Dans les deux cas, on assiste à un spectacle emblématique du son de guitares de cette époque, mélange de confusion, d’énergie rentre-dedans et d’approximations géniales. C’est tendu, envoyé avec un brio épatant et porté par une virtuosité qui s’impose à l’auditeur comme une évidence. Ceux qui ne sont pas familiers avec ce son le trouveront probablement brouillon et n’entendront derrière cela que de la maladresse quand on y lira une authenticité dans l’engagement qui fait que le rock de cette époque (on placera Nirvana en grand frère tragique de ces gens là) était à la fois grand et indépassable. Pow R Ball est un non titre absolument génial, une sorte d’improvisation immédiate et presque sans queue ni tête qui renvoie au caractère primitif du rock. Qu’on se situe chez les Américains ou chez les Ecossais, il s’agit de composer une musique qui permette d’expulser toute la frustration de l’âge adolescent et de l’entrée dans le monde adulte.
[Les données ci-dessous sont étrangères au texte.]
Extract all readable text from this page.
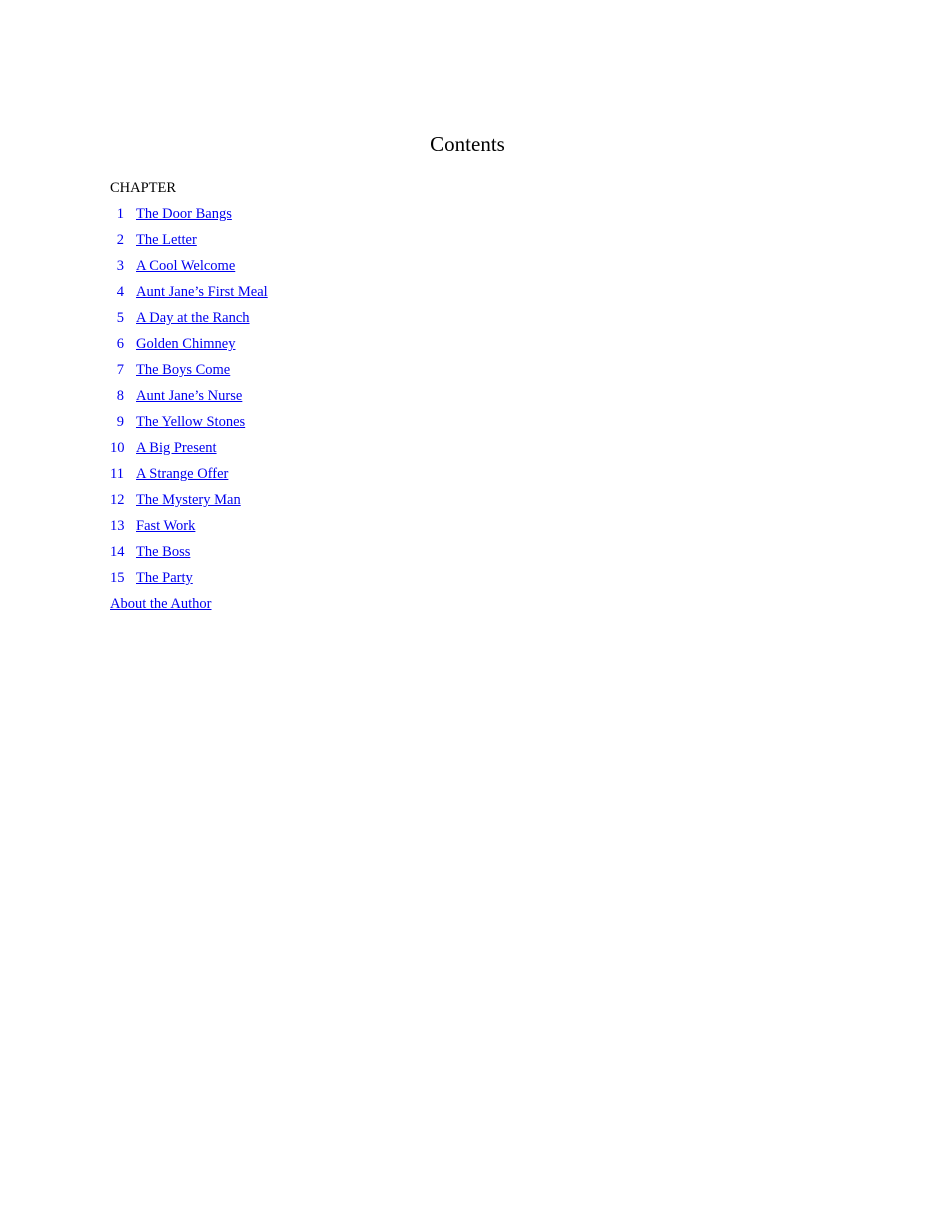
Contents

CHAPTER

1 The Door Bangs
2 The Letter
3 A Cool Welcome
4 Aunt Jane’s First Meal
5 A Day at the Ranch
6 Golden Chimney
7 The Boys Come
8 Aunt Jane’s Nurse
9 The Yellow Stones
10 A Big Present
11 A Strange Offer
12 The Mystery Man
13 Fast Work
14 The Boss
15 The Party
About the Author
C’est une musique de rejet et de célébration, une musique révolutionnaire, festive, punk, à la fois régressive (on fait les cons) et tournée vers un futur qui n’existe pas encore. Urusei Yatsura a eu pour lui (à titre posthume) d’avoir inauguré à travers ses thèmes la mode pour la culture pop à la japonaise, des mangas et des monstres de foire. Le triomphe de Pavement est plus souterrain et assis sur l’inframonde américain des teenagers, skaters et freaks qui prospérera à peu près au même moment dans la littérature et le cinéma (de Coupland à Harmony Korine. Mais c’est bien à cette époque que naît la culture blanche alternative et post-punk la plus vigoureuse, la plus fraîche et étendue de la fin du XXème siècle et du début du suivant.
Sur le disque (qui ne sort en numérique), c’est bien de cela dont il est question avec une série de chansons vraiment remarquables comme Fake Fur ou l’impeccable Kernel (qui semble avoir des bouts de The Wedding Present dedans). On doit avouer qu’on a toujours eu un petit faible pour First Day On A New Planet.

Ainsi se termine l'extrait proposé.